In computer hardware, arithmetic primitives are in fact modular primitives; this means that the result of a+b is defined as the mathematical sum of a and b modulo a power of 2 (usually, 2³² or 2⁶⁴). The mathematical structure obtained is a modular ring in which all operations "wrap around". It is only a ring and not a field because the multiplication operation does not have an inverse; to see why an inverse function for multiplication cannot be defined, observe that 42 is the result of both 21×2 and (2³¹+21)×2!

An elementary result equivalent to Bézout's identity is that any number co-prime with the modulus has a multiplicative inverse. In a computer, this means that for any odd number a, a number b exists shuch that a✕b = 1. Now there is a particularly cute algorithm to find multiplicative inverses, and it is what motivated me to write this note.

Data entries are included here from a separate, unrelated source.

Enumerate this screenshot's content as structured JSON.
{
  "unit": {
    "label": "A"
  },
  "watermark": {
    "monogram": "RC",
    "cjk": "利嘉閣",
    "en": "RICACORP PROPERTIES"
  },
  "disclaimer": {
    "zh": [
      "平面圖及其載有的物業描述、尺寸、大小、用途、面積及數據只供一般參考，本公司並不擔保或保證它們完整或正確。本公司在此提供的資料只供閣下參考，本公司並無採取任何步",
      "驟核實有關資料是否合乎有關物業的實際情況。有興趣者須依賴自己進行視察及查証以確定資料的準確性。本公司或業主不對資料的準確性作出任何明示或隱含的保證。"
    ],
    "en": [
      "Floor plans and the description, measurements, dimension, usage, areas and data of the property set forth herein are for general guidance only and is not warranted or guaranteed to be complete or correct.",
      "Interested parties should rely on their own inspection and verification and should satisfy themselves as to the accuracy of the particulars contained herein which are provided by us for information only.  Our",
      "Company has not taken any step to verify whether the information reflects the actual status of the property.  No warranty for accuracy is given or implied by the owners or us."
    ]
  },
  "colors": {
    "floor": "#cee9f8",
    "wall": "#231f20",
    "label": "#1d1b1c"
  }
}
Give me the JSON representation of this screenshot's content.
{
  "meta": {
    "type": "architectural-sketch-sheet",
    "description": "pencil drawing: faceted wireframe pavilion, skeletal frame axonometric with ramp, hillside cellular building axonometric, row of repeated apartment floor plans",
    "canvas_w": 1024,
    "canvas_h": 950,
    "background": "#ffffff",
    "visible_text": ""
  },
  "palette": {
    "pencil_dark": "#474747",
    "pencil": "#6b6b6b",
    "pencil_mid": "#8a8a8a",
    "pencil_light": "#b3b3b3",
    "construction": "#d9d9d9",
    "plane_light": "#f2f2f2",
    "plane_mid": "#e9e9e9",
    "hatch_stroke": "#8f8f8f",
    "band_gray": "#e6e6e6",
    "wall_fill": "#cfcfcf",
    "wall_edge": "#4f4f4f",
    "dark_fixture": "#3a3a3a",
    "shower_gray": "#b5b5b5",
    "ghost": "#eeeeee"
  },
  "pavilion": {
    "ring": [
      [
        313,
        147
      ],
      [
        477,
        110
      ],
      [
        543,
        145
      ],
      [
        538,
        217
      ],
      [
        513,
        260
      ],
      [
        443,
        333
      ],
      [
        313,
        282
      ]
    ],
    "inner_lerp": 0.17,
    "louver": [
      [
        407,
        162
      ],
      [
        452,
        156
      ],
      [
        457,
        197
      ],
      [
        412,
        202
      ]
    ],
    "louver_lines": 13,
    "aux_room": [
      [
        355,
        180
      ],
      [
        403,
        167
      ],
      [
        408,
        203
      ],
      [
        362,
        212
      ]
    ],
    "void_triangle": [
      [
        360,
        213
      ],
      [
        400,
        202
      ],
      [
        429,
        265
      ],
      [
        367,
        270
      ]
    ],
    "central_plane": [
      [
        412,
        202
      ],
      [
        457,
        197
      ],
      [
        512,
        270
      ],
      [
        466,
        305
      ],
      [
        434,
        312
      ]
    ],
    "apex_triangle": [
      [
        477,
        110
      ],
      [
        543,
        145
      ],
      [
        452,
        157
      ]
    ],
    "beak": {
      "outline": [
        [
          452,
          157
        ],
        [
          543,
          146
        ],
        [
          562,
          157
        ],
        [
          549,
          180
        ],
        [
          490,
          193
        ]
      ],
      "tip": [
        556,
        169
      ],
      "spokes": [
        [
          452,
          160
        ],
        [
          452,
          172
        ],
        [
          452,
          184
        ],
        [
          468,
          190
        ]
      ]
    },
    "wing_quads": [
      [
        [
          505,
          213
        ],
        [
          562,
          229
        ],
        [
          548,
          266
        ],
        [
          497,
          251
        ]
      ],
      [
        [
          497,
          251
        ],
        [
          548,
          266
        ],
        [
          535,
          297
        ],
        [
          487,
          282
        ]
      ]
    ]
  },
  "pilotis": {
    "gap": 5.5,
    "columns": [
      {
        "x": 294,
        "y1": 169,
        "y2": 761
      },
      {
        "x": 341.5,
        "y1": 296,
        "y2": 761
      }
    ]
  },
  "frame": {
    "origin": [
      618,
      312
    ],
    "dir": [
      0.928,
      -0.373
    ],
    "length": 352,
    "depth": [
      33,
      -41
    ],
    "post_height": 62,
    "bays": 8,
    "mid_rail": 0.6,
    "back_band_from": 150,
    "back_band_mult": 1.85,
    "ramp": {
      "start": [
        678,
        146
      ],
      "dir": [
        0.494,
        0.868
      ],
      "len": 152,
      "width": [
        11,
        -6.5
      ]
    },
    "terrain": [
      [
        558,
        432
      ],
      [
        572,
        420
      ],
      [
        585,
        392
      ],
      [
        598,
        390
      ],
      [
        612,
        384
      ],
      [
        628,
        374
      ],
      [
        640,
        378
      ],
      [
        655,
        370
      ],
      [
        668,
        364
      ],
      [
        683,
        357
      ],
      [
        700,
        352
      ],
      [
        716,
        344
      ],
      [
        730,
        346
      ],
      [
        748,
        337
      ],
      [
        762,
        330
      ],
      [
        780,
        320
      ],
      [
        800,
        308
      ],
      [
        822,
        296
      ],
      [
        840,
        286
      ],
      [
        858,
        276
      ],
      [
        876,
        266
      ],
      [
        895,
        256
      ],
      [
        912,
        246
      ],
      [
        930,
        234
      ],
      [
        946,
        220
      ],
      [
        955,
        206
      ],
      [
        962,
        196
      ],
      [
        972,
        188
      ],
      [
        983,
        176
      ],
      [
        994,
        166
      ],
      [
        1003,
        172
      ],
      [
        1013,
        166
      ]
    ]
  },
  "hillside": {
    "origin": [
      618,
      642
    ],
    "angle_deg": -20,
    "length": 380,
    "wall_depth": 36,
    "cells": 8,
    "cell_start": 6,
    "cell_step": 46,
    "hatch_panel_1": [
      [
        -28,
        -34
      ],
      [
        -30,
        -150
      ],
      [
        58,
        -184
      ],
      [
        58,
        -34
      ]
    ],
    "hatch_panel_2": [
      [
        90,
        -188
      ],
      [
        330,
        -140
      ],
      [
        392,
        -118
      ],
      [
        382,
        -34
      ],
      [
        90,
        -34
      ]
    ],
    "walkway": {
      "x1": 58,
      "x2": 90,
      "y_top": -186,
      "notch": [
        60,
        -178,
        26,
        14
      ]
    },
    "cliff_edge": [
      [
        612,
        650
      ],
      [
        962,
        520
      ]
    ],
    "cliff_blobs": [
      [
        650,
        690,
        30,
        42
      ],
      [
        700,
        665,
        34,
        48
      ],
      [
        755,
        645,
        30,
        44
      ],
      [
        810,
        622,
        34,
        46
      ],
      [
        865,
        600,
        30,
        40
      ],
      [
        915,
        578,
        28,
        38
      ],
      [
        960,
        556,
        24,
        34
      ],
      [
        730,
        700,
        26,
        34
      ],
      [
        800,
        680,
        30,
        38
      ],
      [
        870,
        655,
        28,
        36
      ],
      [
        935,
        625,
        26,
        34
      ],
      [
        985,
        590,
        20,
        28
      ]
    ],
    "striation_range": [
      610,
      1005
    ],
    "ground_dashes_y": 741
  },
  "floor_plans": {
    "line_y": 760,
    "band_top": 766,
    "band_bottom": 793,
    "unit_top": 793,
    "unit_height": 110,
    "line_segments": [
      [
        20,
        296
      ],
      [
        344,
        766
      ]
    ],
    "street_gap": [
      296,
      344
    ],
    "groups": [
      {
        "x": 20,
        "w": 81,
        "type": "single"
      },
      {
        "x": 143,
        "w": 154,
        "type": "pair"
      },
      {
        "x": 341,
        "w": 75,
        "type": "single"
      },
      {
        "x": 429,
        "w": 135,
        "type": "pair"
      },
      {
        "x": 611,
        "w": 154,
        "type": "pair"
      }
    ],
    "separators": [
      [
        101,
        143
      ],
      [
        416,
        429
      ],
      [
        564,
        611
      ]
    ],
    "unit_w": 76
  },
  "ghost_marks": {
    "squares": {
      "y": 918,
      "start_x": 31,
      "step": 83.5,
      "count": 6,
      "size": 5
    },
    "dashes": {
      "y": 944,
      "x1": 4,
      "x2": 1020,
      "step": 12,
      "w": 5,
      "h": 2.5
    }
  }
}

The core idea of the algorithm lies in an observation I found quite surprising: a multiplicative inverse b of a modulo 2ⁿ can be used to find an inverse c of a modulo 2²ⁿ. Let's see how.

ab = 1 (mod 2ⁿ)
  ⇒ ab - 1 = k2ⁿ
  ⇒ (ab - 1)² = 0      (mod 2²ⁿ)
  ⇒ a²b² - 2ab + 1 = 0 (mod 2²ⁿ)
  ⇒ 2ab - a²b² = 1     (mod 2²ⁿ)
  ⇒ a(2b - ab²) = 1    (mod 2²ⁿ)
  ⇒ c = 2b - ab²       (mod 2²ⁿ)

This gives us the inductive step of the algorithm; to bootstrap it we simply need to find an inverse b of a modulo some small power of 2. To that end, one can check that all odd numbers are their own inverse modulo 4 (and 8). Putting it together in C.

uint32_t mulinv(uint32_t a) {
    uint32_t b = a;   /* 1/a mod 2² */
    b *= 2 - a*b;     /* 1/a mod 2⁴ */
    b *= 2 - a*b;     /* 1/a mod 2⁸ */
    b *= 2 - a*b;     /* 1/a mod 2¹⁶ */
    b *= 2 - a*b;     /* 1/a mod 2³² */
    return b;
}

For those really eager for performance, it turns out that b = 3*a ^ 2 is a cute initialization by Peter Montgomery which yields an inverse of a modulo 2⁵ and allows to cut one refinement step!